- Martha Louise Morrow Foxx, from a 1969 newspaper.
- Born: October 9, 1902 Charlotte, North Carolina
- Died: 1985 (aged 82–83)
- Occupation: Educator

= Martha Louise Morrow Foxx =

Martha Louise Morrow Foxx (October 9, 1902 – 1985) was an American educator who worked at the Piney Woods Country Life School campus of the Mississippi Blind School for Negroes for forty years, from 1929 to 1969.

==Early life==
Martha Louise Morrow was born in Charlotte, North Carolina, the daughter of Frank Morrow and Hattie Morrow. Foxx became partially blind in infancy, from an eye disease. She entered the Governor Morehead School for the blind as a young child, until her family moved to Philadelphia, Pennsylvania when Foxx was eleven. There she was enrolled in the Overbrook School for the Blind, later beginning college at Temple University.

After her first year she moved to Piney Woods, Mississippi to begin her career. In the summers after starting there she attended West Virginia State College, University of Wisconsin–Madison and the Hampton Institute, where she completed her bachelor's degree.

== Career ==

===Piney Woods Country Life School===

Foxx was instrumental in founding the Mississippi Blind School for Negroes on the Piney Woods School campus in April 1929. Initially called the "house mistress," she later held the title of principal.

In 1945, Helen Keller visited the Piney Woods School and appeared before the state legislature to appeal for funding. In 1950, the new Mississippi School for the Blind for African American students was completed and moved to its new location on Capers Street in Jackson, Mississippi where Foxx was the principal.

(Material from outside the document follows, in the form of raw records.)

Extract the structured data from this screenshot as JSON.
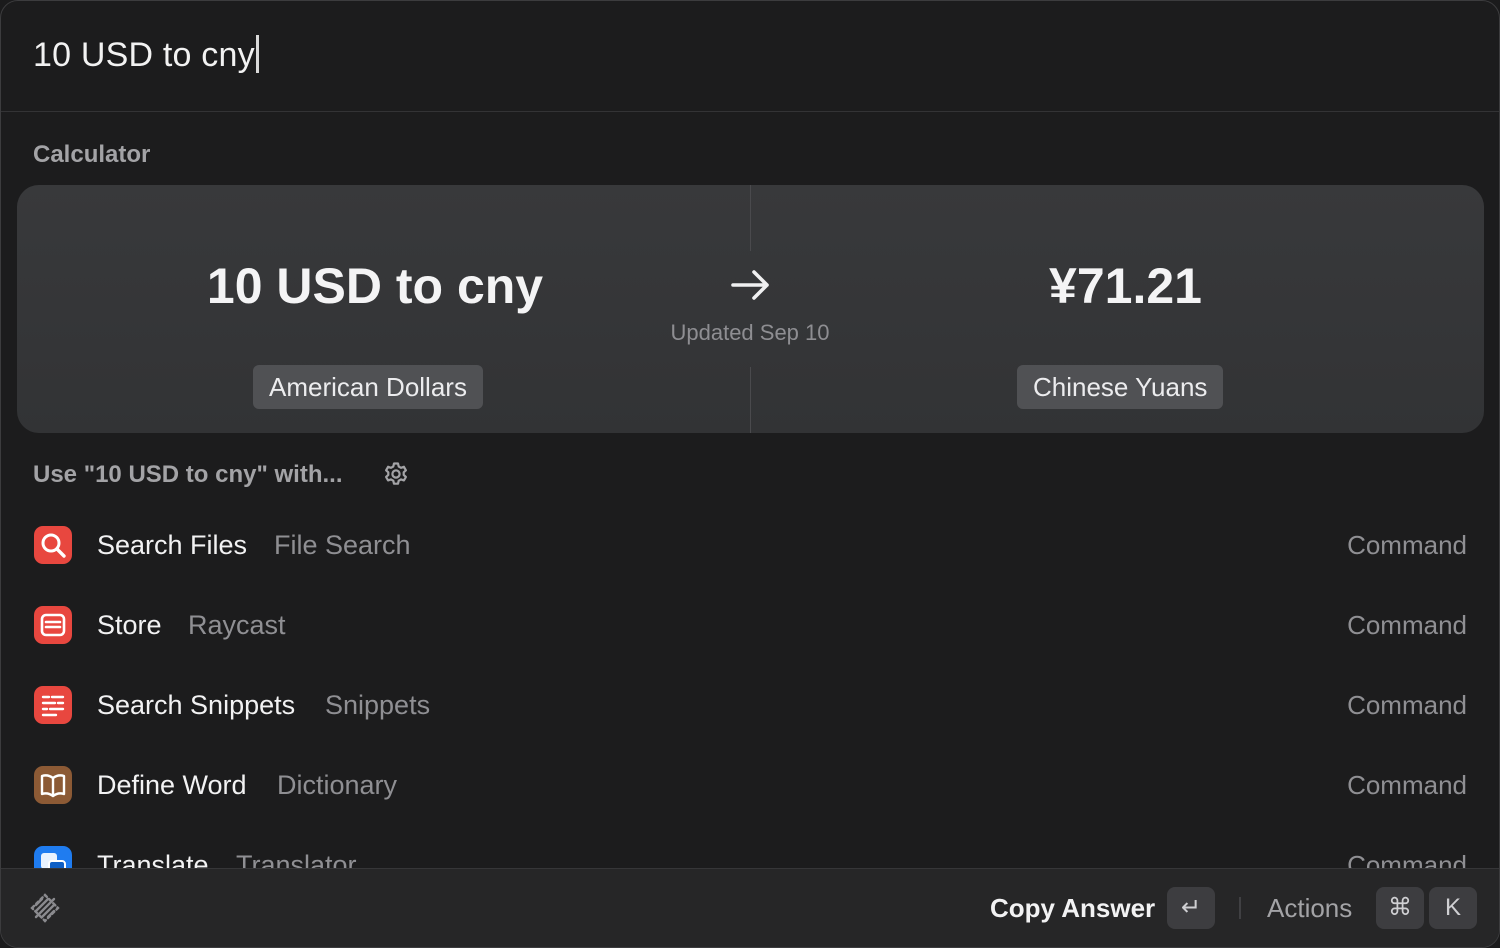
{
  "search": {
    "query": "10 USD to cny"
  },
  "calculator": {
    "section_title": "Calculator",
    "expression": "10 USD to cny",
    "result": "¥71.21",
    "updated": "Updated Sep 10",
    "from_currency": "American Dollars",
    "to_currency": "Chinese Yuans"
  },
  "fallback": {
    "section_title": "Use \"10 USD to cny\" with...",
    "items": [
      {
        "title": "Search Files",
        "subtitle": "File Search",
        "accessory": "Command",
        "icon": "magnifier-icon",
        "color": "#e8473f"
      },
      {
        "title": "Store",
        "subtitle": "Raycast",
        "accessory": "Command",
        "icon": "store-icon",
        "color": "#e8473f"
      },
      {
        "title": "Search Snippets",
        "subtitle": "Snippets",
        "accessory": "Command",
        "icon": "snippets-icon",
        "color": "#e8473f"
      },
      {
        "title": "Define Word",
        "subtitle": "Dictionary",
        "accessory": "Command",
        "icon": "book-icon",
        "color": "#8c5a35"
      },
      {
        "title": "Translate",
        "subtitle": "Translator",
        "accessory": "Command",
        "icon": "translate-icon",
        "color": "#1f7cf0"
      }
    ]
  },
  "footer": {
    "primary_action": "Copy Answer",
    "primary_key": "↵",
    "actions_label": "Actions",
    "actions_keys": [
      "⌘",
      "K"
    ]
  }
}
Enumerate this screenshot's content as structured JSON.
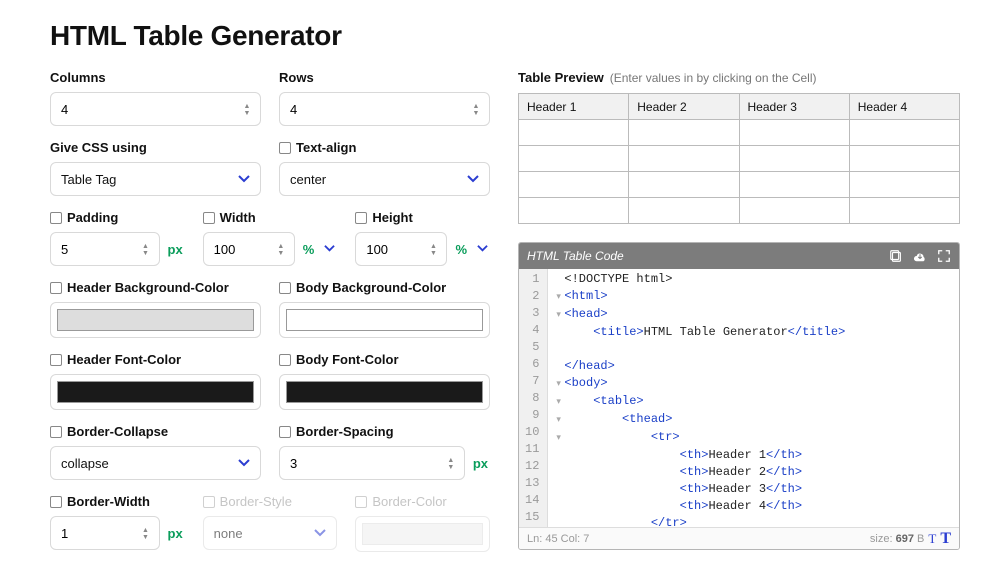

Laurence C. Jones, who founded the Piney Woods School in 1909, said of Foxx, "She ministered, not only to their intellectual needs, but to their moral and spiritual needs as well." Jones described Foxx's relationship to her charges as like that of a mother. She taught students domestic skills, how to make mats and cane seating, and music. "She developed in all her students’ self-reliance so that they could eagerly look forward to the time when they could support themselves out in the world," Jones said. As early as 1920 music groups performed across the South and Eastern U.S. on tours to gain support for the school.

Jones asked Foxx to help organize a blind quartet known as the Cotton Blossom Singers, who recorded for Alan Lomax in 1937, and after their graduation became famous as the nucleus of the Five Blind Boys of Mississippi.

Foxx retired from her job as principal in 1969, saying "I've enjoyed everything connected with teaching. It has been my whole life".

===Teaching methodology===
Foxx's teaching philosophy embraced a very modern dynamic of learning outside the walls of the classroom and of incorporating nature into lessons. She often took the children into the surrounding woods to hunt for plums and to pick wild berries. Ernestine Archie, a graduate of the school's first class of 1934, recalled Foxx's determination that the visually-impaired students be allowed to enjoy outings just as the sighted students did and that their senses of touch, taste, sound and smell made up for the deficiency in sight. Archie recalled how the dynamic teacher also claimed that these forays into nature sharpened the blind students’ "sixth sense," honing their spirits as well as their minds. Utilizing what at the time were progressive techniques, Foxx taught her students to read Braille and special large-print books.

=== Honors and awards ===
Foxx received the 1942 Franklin Delano Roosevelt (FDR) Drama Award, which came with a cash grant to fund fine arts instruction. In 1969, she was named Outstanding Teacher of the Year by the Mississippi Teachers Association. In 2013, she was inducted into the America Printing House for the Blind's Hall of Fame. In Rankin County, Mississippi, there is a historic marker about Foxx, placed in 2009 near the site of Piney Woods School.

==Personal life==
Martha Louise Morrow married Alexander Foxx in 1937. She died in 1985, in her eighties.